Citazione di: sweeper77 il 12 Mar 2013, 09:16
spaturno e alice, sono sostanzialmente d'accordo con quanto avete scritto ma vi domando...
in inghilterra la politica è che ci sono steward e polizia pronti a reprimere ogni genere di comportamento considerato violento, dai cori alle aggressioni fisiche.
Qui in italia gli steward non hanno preso piede (praticamente nulli) ricordo in una partita delle merde che si tiravano oggetti dai distinti alla curva nord, gli steward sono proprio usciti e la polizia non è intervenuta.
La polizia tende a farsi i fatti propri fino a che non vede aggressioni all'interno dello stadio (tra l'altro tra differenti tifoserie perchè nella stessa tifoseria tende a non intervenire proprio).
Quindi il discorso che fate voi è giusto, ma se in italia permetti a igno.ranti simili qualsiasi attività poi devo capire per quale motivo deve essere penalizzata la società ed i tifosi sani che non c'entrano nulla.I funzionari di polizia non hanno rilevato nulla di anomalo nella gara con il borussia, visto che il presidente non possiede uno stadio di proprietà, dove può legittimamente scegliere gli steward, fornendogli compiti ben precisi e dialogare con le forze di polizia affinchè tengano un atteggiamento deciso in comune con la società, quali possono essere le soluzioni?
Per la farla breve, se in uno stadio che ho in affitto per un tot di partite, non di mia proprietà non intervengono le persone preposte a mantenere l'ordine pubblico e il regolare svolgimento della partita io come società che posso fare?
sweeper77, forse questa volta dovremmo alzare un pò il tiro, perchè non siamo in Italia, dove si
"permette agli igno.ranti", perchè se in Italia abbiamo un peso, in Europa non ci cacano proprio. Il messaggio è chiaro, fai come te pare, non fare casino e non fare il razzista, sennò sloggia, aria, a casa tua e rifletteri.
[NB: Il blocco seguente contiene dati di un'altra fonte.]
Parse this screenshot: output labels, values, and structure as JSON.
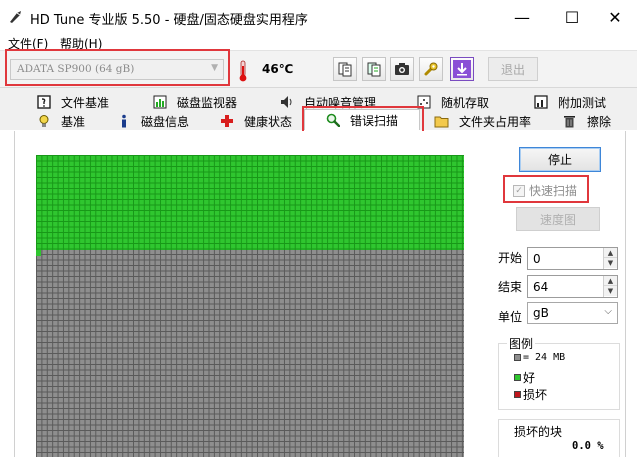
{
  "window": {
    "title": "HD Tune 专业版 5.50 - 硬盘/固态硬盘实用程序",
    "controls": [
      "—",
      "☐",
      "✕"
    ]
  },
  "menu": [
    {
      "label": "文件(F)"
    },
    {
      "label": "帮助(H)"
    }
  ],
  "toolbar": {
    "drive": "ADATA SP900 (64 gB)",
    "temperature": "46℃",
    "exit_label": "退出"
  },
  "tabs_row1": [
    {
      "label": "文件基准",
      "icon": "file-benchmark-icon"
    },
    {
      "label": "磁盘监视器",
      "icon": "disk-monitor-icon"
    },
    {
      "label": "自动噪音管理",
      "icon": "speaker-icon"
    },
    {
      "label": "随机存取",
      "icon": "random-access-icon"
    },
    {
      "label": "附加测试",
      "icon": "extra-tests-icon"
    }
  ],
  "tabs_row2": [
    {
      "label": "基准",
      "icon": "bulb-icon"
    },
    {
      "label": "磁盘信息",
      "icon": "info-icon"
    },
    {
      "label": "健康状态",
      "icon": "health-cross-icon"
    },
    {
      "label": "错误扫描",
      "icon": "magnifier-icon",
      "active": true
    },
    {
      "label": "文件夹占用率",
      "icon": "folder-icon"
    },
    {
      "label": "擦除",
      "icon": "trash-icon"
    }
  ],
  "scan": {
    "stop_label": "停止",
    "quick_scan_label": "快速扫描",
    "quick_scan_checked": true,
    "speed_map_label": "速度图",
    "start_label": "开始",
    "start_value": "0",
    "end_label": "结束",
    "end_value": "64",
    "unit_label": "单位",
    "unit_value": "gB",
    "progress_fraction": 0.32
  },
  "legend": {
    "title": "图例",
    "block_size": "= 24 MB",
    "good": "好",
    "bad": "损坏",
    "colors": {
      "block": "#8e8e8e",
      "good": "#2fc62f",
      "bad": "#c0161c"
    }
  },
  "bad_blocks": {
    "title": "损坏的块",
    "value": "0.0 %"
  }
}
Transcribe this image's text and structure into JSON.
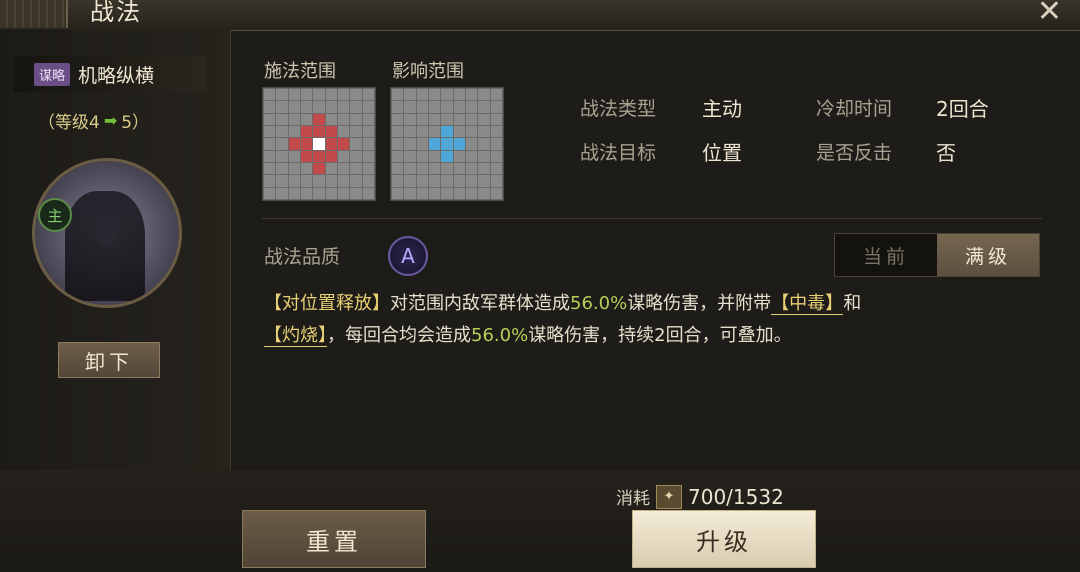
{
  "header": {
    "title": "战法",
    "close_icon": "close-icon"
  },
  "left": {
    "type_badge": "谋略",
    "skill_name": "机略纵横",
    "level_prefix": "（等级4",
    "level_suffix": "5）",
    "arrow_icon": "arrow-right-icon",
    "main_badge": "主",
    "unequip_label": "卸下"
  },
  "grids": {
    "cast_label": "施法范围",
    "effect_label": "影响范围",
    "cast_cells": [
      "0,0,0,0,0,0,0,0,0",
      "0,0,0,0,0,0,0,0,0",
      "0,0,0,0,1,0,0,0,0",
      "0,0,0,1,1,1,0,0,0",
      "0,0,1,1,2,1,1,0,0",
      "0,0,0,1,1,1,0,0,0",
      "0,0,0,0,1,0,0,0,0",
      "0,0,0,0,0,0,0,0,0",
      "0,0,0,0,0,0,0,0,0"
    ],
    "effect_cells": [
      "0,0,0,0,0,0,0,0,0",
      "0,0,0,0,0,0,0,0,0",
      "0,0,0,0,0,0,0,0,0",
      "0,0,0,0,3,0,0,0,0",
      "0,0,0,3,3,3,0,0,0",
      "0,0,0,0,3,0,0,0,0",
      "0,0,0,0,0,0,0,0,0",
      "0,0,0,0,0,0,0,0,0",
      "0,0,0,0,0,0,0,0,0"
    ],
    "colors": {
      "empty": "#8a8a8a",
      "cast": "#c24a4a",
      "effect": "#4fa7d8",
      "center": "#ffffff"
    }
  },
  "info": {
    "type_label": "战法类型",
    "type_value": "主动",
    "cooldown_label": "冷却时间",
    "cooldown_value": "2回合",
    "target_label": "战法目标",
    "target_value": "位置",
    "counter_label": "是否反击",
    "counter_value": "否"
  },
  "quality": {
    "label": "战法品质",
    "grade": "A"
  },
  "toggle": {
    "current": "当前",
    "max": "满级",
    "selected": "满级"
  },
  "description": {
    "p1": "【对位置释放】",
    "p2": "对范围内敌军群体造成",
    "p3": "56.0%",
    "p4": "谋略伤害，并附带",
    "p5": "【中毒】",
    "p6": "和",
    "p7": "【灼烧】",
    "p8": "，每回合均会造成",
    "p9": "56.0%",
    "p10": "谋略伤害，持续2回合，可叠加。"
  },
  "footer": {
    "reset_label": "重置",
    "upgrade_label": "升级",
    "cost_label": "消耗",
    "cost_value": "700/1532"
  },
  "colors": {
    "accent": "#e7cf74",
    "number": "#b4cf5a",
    "badge": "#6a4f86"
  }
}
Tempo fà (qualche anno) tolleravo anche io gli insulti ai calciatori dagli spalti, convinto che fosse parte del gioco, semplice goliardia a contorno, purtroppo ora i tempi sono cambiati, non si può più fare. Le regole sono cambiate e bisogna adeguarci. In primo noi, prima che allo stadio, anche quì sui forum, tolleranza zero.
Io voglio partecipare in Europa con la mia Lazio e "se in futiro ci faranno ancora andare" voglio andare in trasferta a testa alta e non classificato come un razzista.
Se c'è una voce che stonata nel coro o un ballerino và fuori tempo, risalta subito alle orecchie e agli occhi, la nostra tifoseria al momento balza all'occhio, e invece non deve più stonare e deve andare a tempo in Europa.
Cesio, ci dice:
Citazione di: Cesio il 12 Mar 2013, 00:05
Nessuno cambia niente perchè se questi episodi avessero riguardato una squadra con una considerazione diversa dalla nostra non si sarebbero fatte queste crociate. Con noi è come sparare sulla croce rossa, con noi si va sul sicuro continuando ad alimentare quel clima di ipocrisia che gira intorno alla uefa.
E' sindrome d'accerchiamento, diventace prima come il Barcellona o come il Real o come il Bayern o come il MU, poi fai come te pare, nel frattempo, sarebbe meglio entrare con più discrezione. Che poi quale ipocrisia, loro fanno le regole e tu le rispetti.